Before I make this process sound too easy, a few words of warning: For the digitally dumbfounded, figuring out how to create new budget categories can be frustrating. Simply Money, for example, is anything but simple when it comes to modifying categories: You must exit the main transaction account where you enter your spending data and return to the home screen in order to make any alterations.

Nor should you expect much advice on preparing for life's surprises. Of the four programs, only Quicken (and just the deluxe version that retails for $59.95) offers much useful help. Its "Life Events" section asks a series of questions to help forecast the costs and other financial ramifications of having a child, getting married, retiring and so on.
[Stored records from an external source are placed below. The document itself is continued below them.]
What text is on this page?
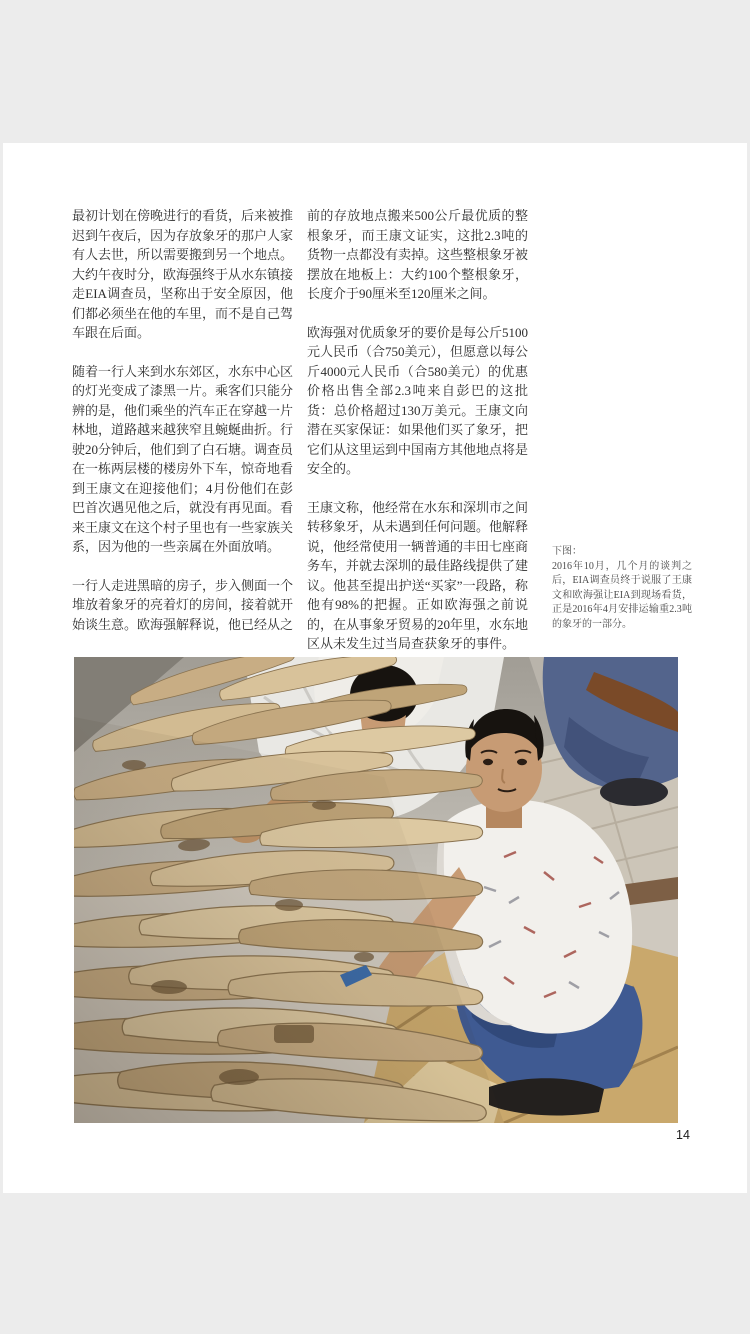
最初计划在傍晚进行的看货，后来被推迟到午夜后，因为存放象牙的那户人家有人去世，所以需要搬到另一个地点。大约午夜时分，欧海强终于从水东镇接走EIA调查员，坚称出于安全原因，他们都必须坐在他的车里，而不是自己驾车跟在后面。

随着一行人来到水东郊区，水东中心区的灯光变成了漆黑一片。乘客们只能分辨的是，他们乘坐的汽车正在穿越一片林地，道路越来越狭窄且蜿蜒曲折。行驶20分钟后，他们到了白石塘。调查员在一栋两层楼的楼房外下车，惊奇地看到王康文在迎接他们；4月份他们在彭巴首次遇见他之后，就没有再见面。看来王康文在这个村子里也有一些家族关系，因为他的一些亲属在外面放哨。

一行人走进黑暗的房子，步入侧面一个堆放着象牙的亮着灯的房间，接着就开始谈生意。欧海强解释说，他已经从之

前的存放地点搬来500公斤最优质的整根象牙，而王康文证实，这批2.3吨的货物一点都没有卖掉。这些整根象牙被摆放在地板上：大约100个整根象牙，长度介于90厘米至120厘米之间。

欧海强对优质象牙的要价是每公斤5100元人民币（合750美元），但愿意以每公斤4000元人民币（合580美元）的优惠价格出售全部2.3吨来自彭巴的这批货：总价格超过130万美元。王康文向潜在买家保证：如果他们买了象牙，把它们从这里运到中国南方其他地点将是安全的。

王康文称，他经常在水东和深圳市之间转移象牙，从未遇到任何问题。他解释说，他经常使用一辆普通的丰田七座商务车，并就去深圳的最佳路线提供了建议。他甚至提出护送“买家”一段路，称他有98%的把握。正如欧海强之前说的，在从事象牙贸易的20年里，水东地区从未发生过当局查获象牙的事件。

下图：
2016年10月，几个月的谈判之后，EIA调查员终于说服了王康文和欧海强让EIA到现场看货，正是2016年4月安排运输重2.3吨的象牙的一部分。
14
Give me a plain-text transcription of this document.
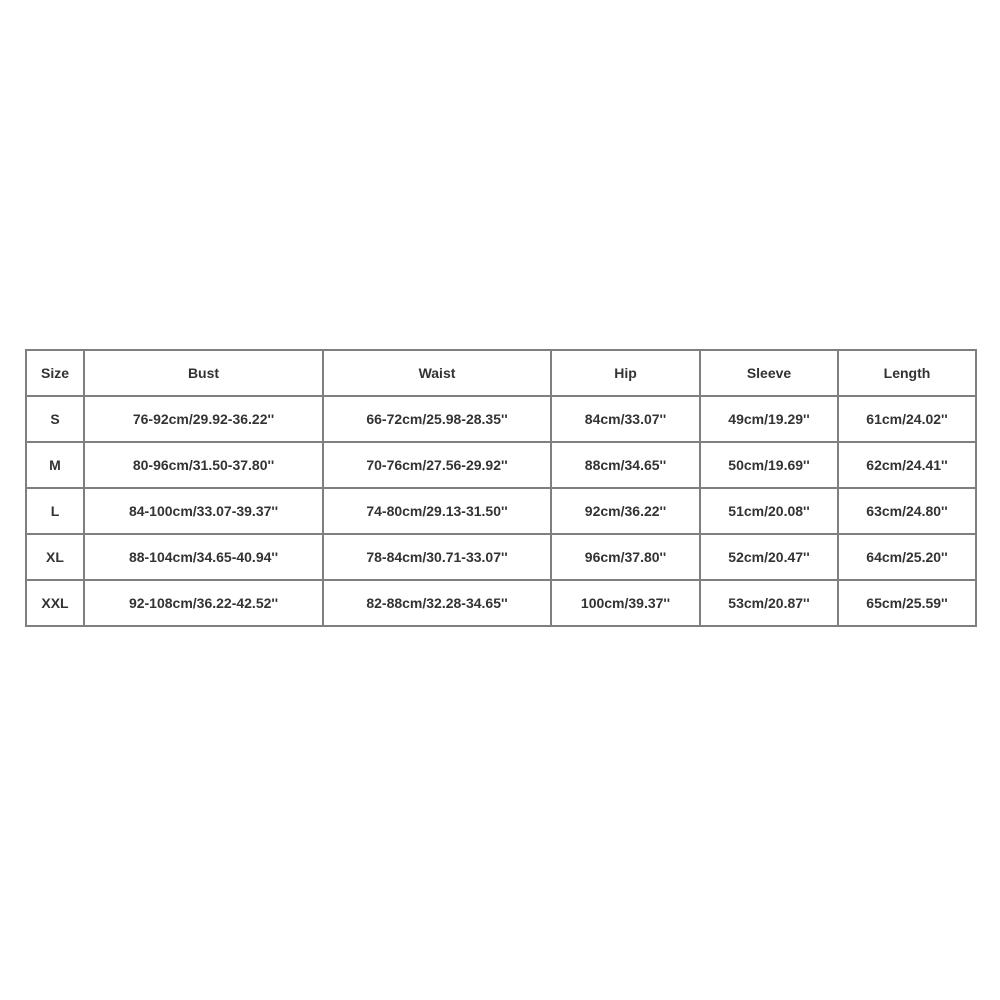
Size	Bust	Waist	Hip	Sleeve	Length
S	76-92cm/29.92-36.22''	66-72cm/25.98-28.35''	84cm/33.07''	49cm/19.29''	61cm/24.02''
M	80-96cm/31.50-37.80''	70-76cm/27.56-29.92''	88cm/34.65''	50cm/19.69''	62cm/24.41''
L	84-100cm/33.07-39.37''	74-80cm/29.13-31.50''	92cm/36.22''	51cm/20.08''	63cm/24.80''
XL	88-104cm/34.65-40.94''	78-84cm/30.71-33.07''	96cm/37.80''	52cm/20.47''	64cm/25.20''
XXL	92-108cm/36.22-42.52''	82-88cm/32.28-34.65''	100cm/39.37''	53cm/20.87''	65cm/25.59''
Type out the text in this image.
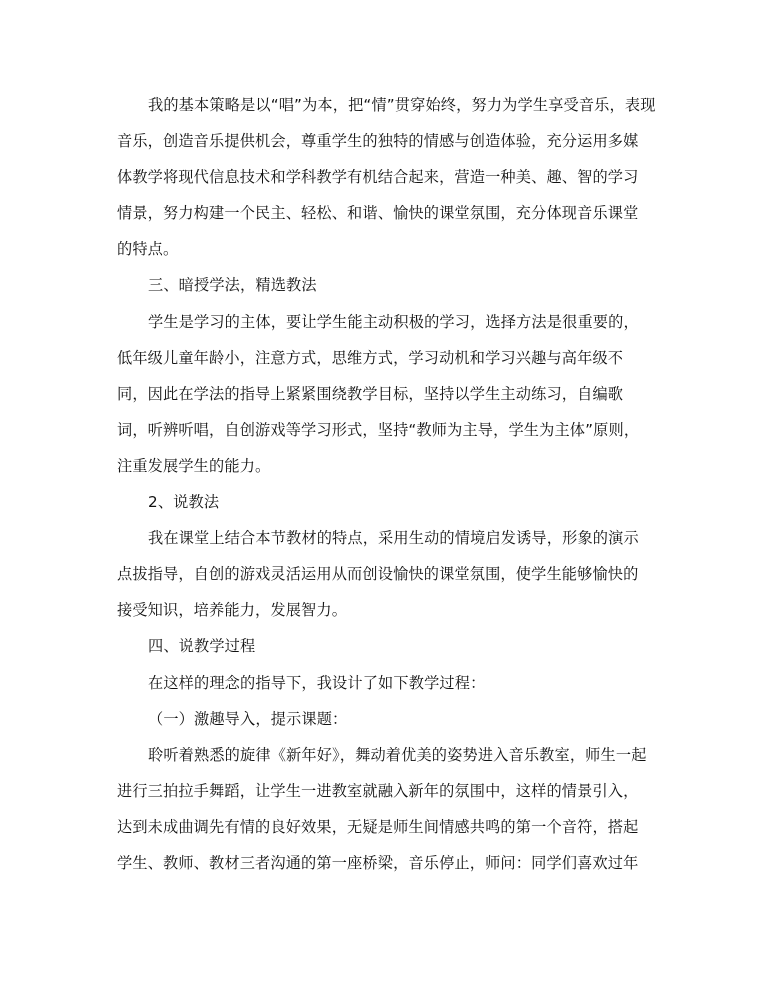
我的基本策略是以“唱”为本，把“情”贯穿始终，努力为学生享受音乐，表现
音乐，创造音乐提供机会，尊重学生的独特的情感与创造体验，充分运用多媒
体教学将现代信息技术和学科教学有机结合起来，营造一种美、趣、智的学习
情景，努力构建一个民主、轻松、和谐、愉快的课堂氛围，充分体现音乐课堂
的特点。
三、暗授学法，精选教法
学生是学习的主体，要让学生能主动积极的学习，选择方法是很重要的，
低年级儿童年龄小，注意方式，思维方式，学习动机和学习兴趣与高年级不
同，因此在学法的指导上紧紧围绕教学目标，坚持以学生主动练习，自编歌
词，听辨听唱，自创游戏等学习形式，坚持“教师为主导，学生为主体”原则，
注重发展学生的能力。
2、说教法
我在课堂上结合本节教材的特点，采用生动的情境启发诱导，形象的演示
点拔指导，自创的游戏灵活运用从而创设愉快的课堂氛围，使学生能够愉快的
接受知识，培养能力，发展智力。
四、说教学过程
在这样的理念的指导下，我设计了如下教学过程：
（一）激趣导入，提示课题：
聆听着熟悉的旋律《新年好》，舞动着优美的姿势进入音乐教室，师生一起
进行三拍拉手舞蹈，让学生一进教室就融入新年的氛围中，这样的情景引入，
达到未成曲调先有情的良好效果，无疑是师生间情感共鸣的第一个音符，搭起
学生、教师、教材三者沟通的第一座桥梁，音乐停止，师问：同学们喜欢过年
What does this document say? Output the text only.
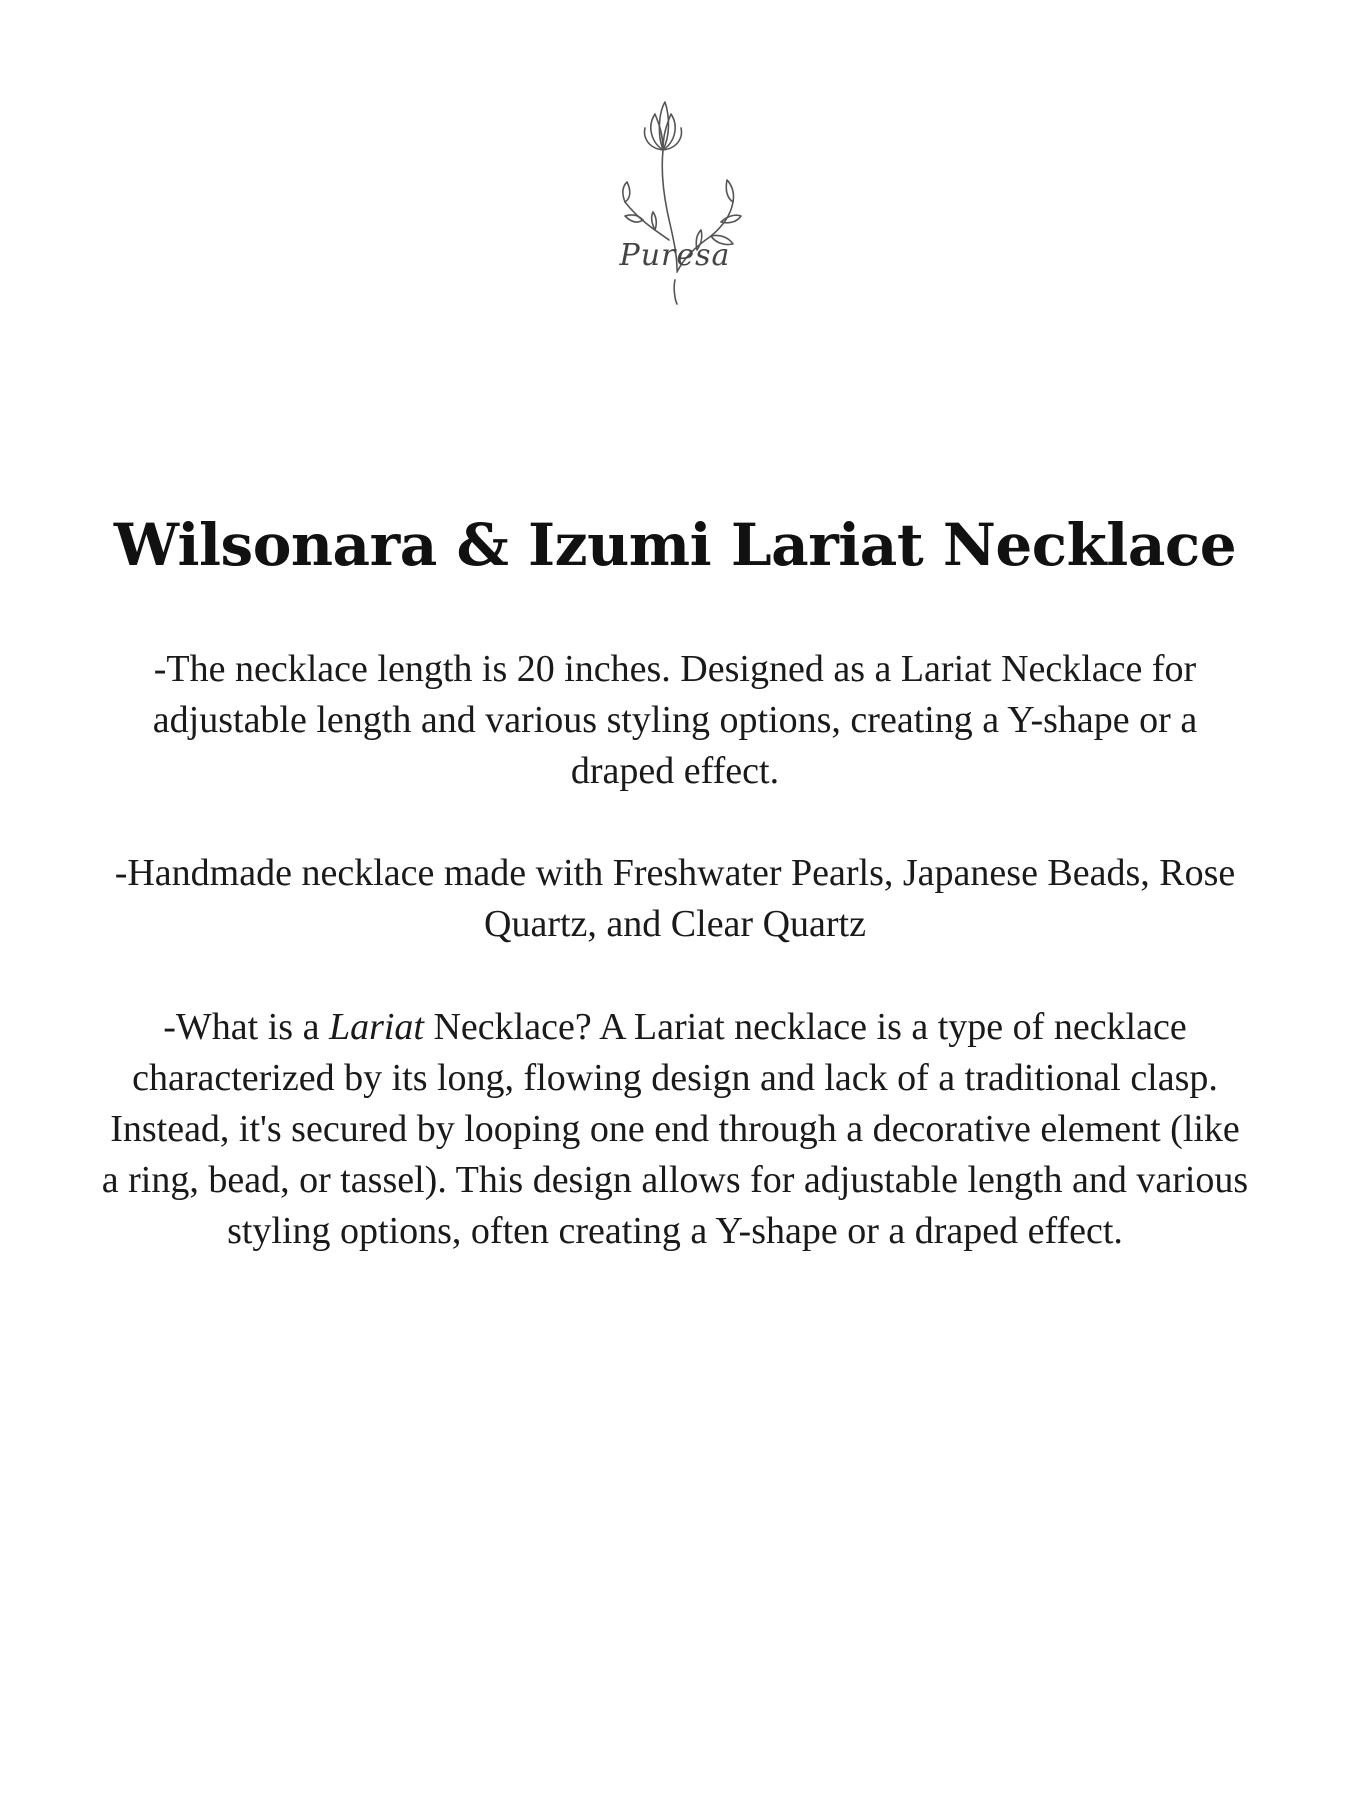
Puresa
Wilsonara & Izumi Lariat Necklace

-The necklace length is 20 inches. Designed as a Lariat Necklace for adjustable length and various styling options, creating a Y-shape or a draped effect.

-Handmade necklace made with Freshwater Pearls, Japanese Beads, Rose Quartz, and Clear Quartz

-What is a Lariat Necklace? A Lariat necklace is a type of necklace characterized by its long, flowing design and lack of a traditional clasp. Instead, it's secured by looping one end through a decorative element (like a ring, bead, or tassel). This design allows for adjustable length and various styling options, often creating a Y-shape or a draped effect.
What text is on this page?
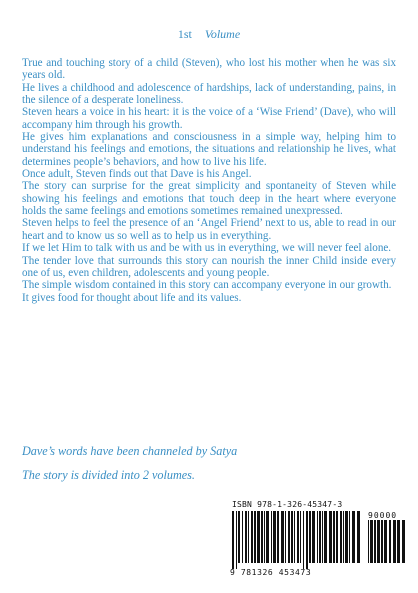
1st Volume

True and touching story of a child (Steven), who lost his mother when he was six years old.

He lives a childhood and adolescence of hardships, lack of understanding, pains, in the silence of a desperate loneliness.

Steven hears a voice in his heart: it is the voice of a ‘Wise Friend’ (Dave), who will accompany him through his growth.

He gives him explanations and consciousness in a simple way, helping him to understand his feelings and emotions, the situations and relationship he lives, what determines people’s behaviors, and how to live his life.

Once adult, Steven finds out that Dave is his Angel.

The story can surprise for the great simplicity and spontaneity of Steven while showing his feelings and emotions that touch deep in the heart where everyone holds the same feelings and emotions sometimes remained unexpressed.

Steven helps to feel the presence of an ‘Angel Friend’ next to us, able to read in our heart and to know us so well as to help us in everything.

If we let Him to talk with us and be with us in everything, we will never feel alone.

The tender love that surrounds this story can nourish the inner Child inside every one of us, even children, adolescents and young people.

The simple wisdom contained in this story can accompany everyone in our growth.

It gives food for thought about life and its values.

Dave’s words have been channeled by Satya
The story is divided into 2 volumes.
ISBN 978-1-326-45347-3
90000
9 781326 453473
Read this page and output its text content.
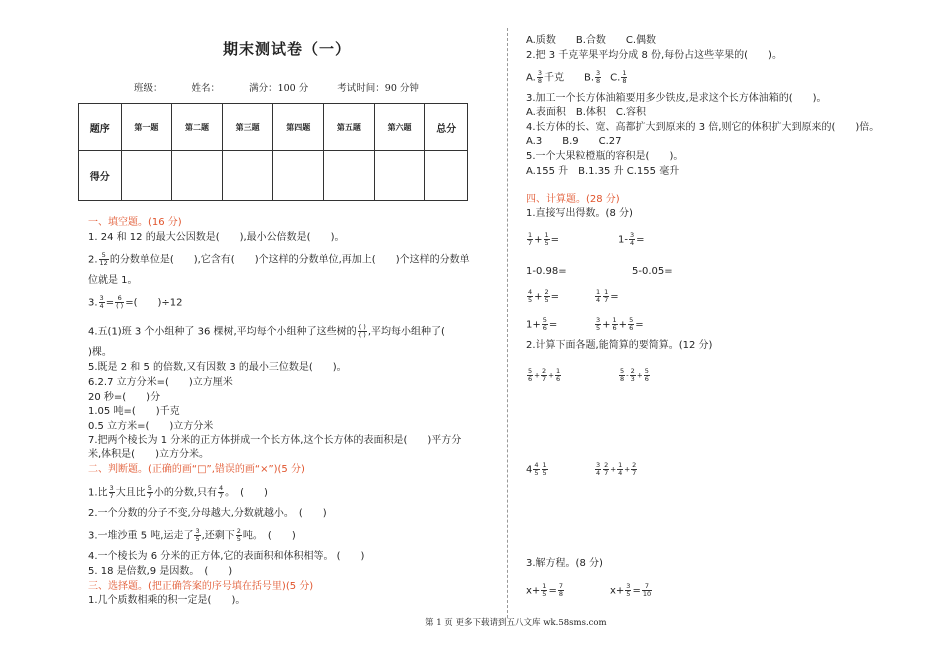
期末测试卷（一）
班级：	姓名：	满分：100 分	考试时间：90 分钟
题序	第一题	第二题	第三题	第四题	第五题	第六题	总分
得分							
一、填空题。(16 分)
1. 24 和 12 的最大公因数是(　　),最小公倍数是(　　)。
2. $\frac{5}{12}$ 的分数单位是(　　),它含有(　　)个这样的分数单位,再加上(　　)个这样的分数单
位就是 1。
3. $\frac{3}{4} = \frac{6}{( )}$ =(　　)÷12
4.五(1)班 3 个小组种了 36 棵树,平均每个小组种了这些树的 $\frac{( )}{( )}$ ,平均每小组种了(
)棵。
5.既是 2 和 5 的倍数,又有因数 3 的最小三位数是(　　)。
6.2.7 立方分米=(　　)立方厘米
20 秒=(　　)分
1.05 吨=(　　)千克
0.5 立方米=(　　)立方分米
7.把两个棱长为 1 分米的正方体拼成一个长方体,这个长方体的表面积是(　　)平方分
米,体积是(　　)立方分米。
二、判断题。(正确的画“□”,错误的画“×”)(5 分)
1.比 $\frac{3}{7}$ 大且比 $\frac{5}{7}$ 小的分数,只有 $\frac{4}{7}$ 。　(　　)
2.一个分数的分子不变,分母越大,分数就越小。　(　　)
3.一堆沙重 5 吨,运走了 $\frac{3}{5}$ ,还剩下 $\frac{2}{5}$ 吨。　(　　)
4.一个棱长为 6 分米的正方体,它的表面积和体积相等。 (　　)
5. 18 是倍数,9 是因数。　(　　)
三、选择题。(把正确答案的序号填在括号里)(5 分)
1.几个质数相乘的积一定是(　　)。
A.质数　　B.合数　　C.偶数
2.把 3 千克苹果平均分成 8 份,每份占这些苹果的(　　)。
A. $\frac{3}{8}$ 千克 B. $\frac{3}{8} C$. $\frac{1}{8}$
3.加工一个长方体油箱要用多少铁皮,是求这个长方体油箱的(　　)。
A.表面积　B.体积　C.容积
4.长方体的长、宽、高都扩大到原来的 3 倍,则它的体积扩大到原来的(　　)倍。
A.3　　B.9　　C.27
5.一个大果粒橙瓶的容积是(　　)。
A.155 升　B.1.35 升 C.155 毫升
四、计算题。(28 分)
1.直接写出得数。(8 分)
$\frac{1}{7} + \frac{1}{5}$ =	$1- \frac{3}{4}$ =
1-0.98=	5-0.05=
$\frac{4}{5} + \frac{2}{5}$ =	$\frac{1}{4} \frac{1}{7}$ =
$1+ \frac{5}{6}$ =	$\frac{3}{5} + \frac{1}{6} + \frac{5}{6}$ =
2.计算下面各题,能简算的要简算。(12 分)
$\frac{5}{6} + \frac{2}{7} + \frac{1}{6}$	$\frac{5}{8} - \frac{2}{3} + \frac{5}{6}$
$4 \frac{4}{5} \frac{1}{5}$	$\frac{3}{4} \frac{2}{7} + \frac{1}{4} + \frac{2}{7}$
3.解方程。(8 分)
$x+ \frac{1}{5} = \frac{7}{8}$	$x+ \frac{3}{5} = \frac{7}{10}$
第 1 页 更多下载请到五八文库 wk.58sms.com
For the tax portion of your "what if..." scenario, summon your 1995 TurboTax or Kiplinger TaxCut from the musty corner of your hard drive where you banished it on April 16. Both programs have planning features that allow you to estimate your future income tax.

--Knowing whether your income will keep pace with expenses. Just as smart companies try to project their income and expenses at least a year ahead, forward-thinking people can do much the same thing. Those expectant parents I mentioned were surprised to learn from running the numbers that if the lower-income spouse worked half time rather than full time, they would come out ahead, despite the smaller paycheck. (The money they'd save on child care, commuting and income taxes would more than make up for it.)

If you are leaving your job to start a small business, to take a different job or to retire, these programs can also help you see how your income will be affected. Three of the four programs allow you to project your income and expenses month by month a full year into the future. (Simply Money will do the calculations but won't print them out.) Microsoft Money can project a year ahead but doesn't let you enter figures that vary from month to month.

Inevitably, of course, unanticipated expenses will push your budget out of whack some months. But don't let that distract you. What's important is that you hit your earning, spending and savings targets over longer time periods, such as six or 12 months. If you can manage that, you will be in pretty good shape. But don't get smug about it. Despite the best-laid plans of computer mice and men, life still surprises. Remember the expectant parents I mentioned earlier? After they had run all the numbers on the new baby, they got some news from the doctor: They were going to have triplets.

Author of Personal Finance for Dummies (IDG Books, $16.99), Eric Tyson is a financial counselor who teaches personal finance at the University of California-Berkeley.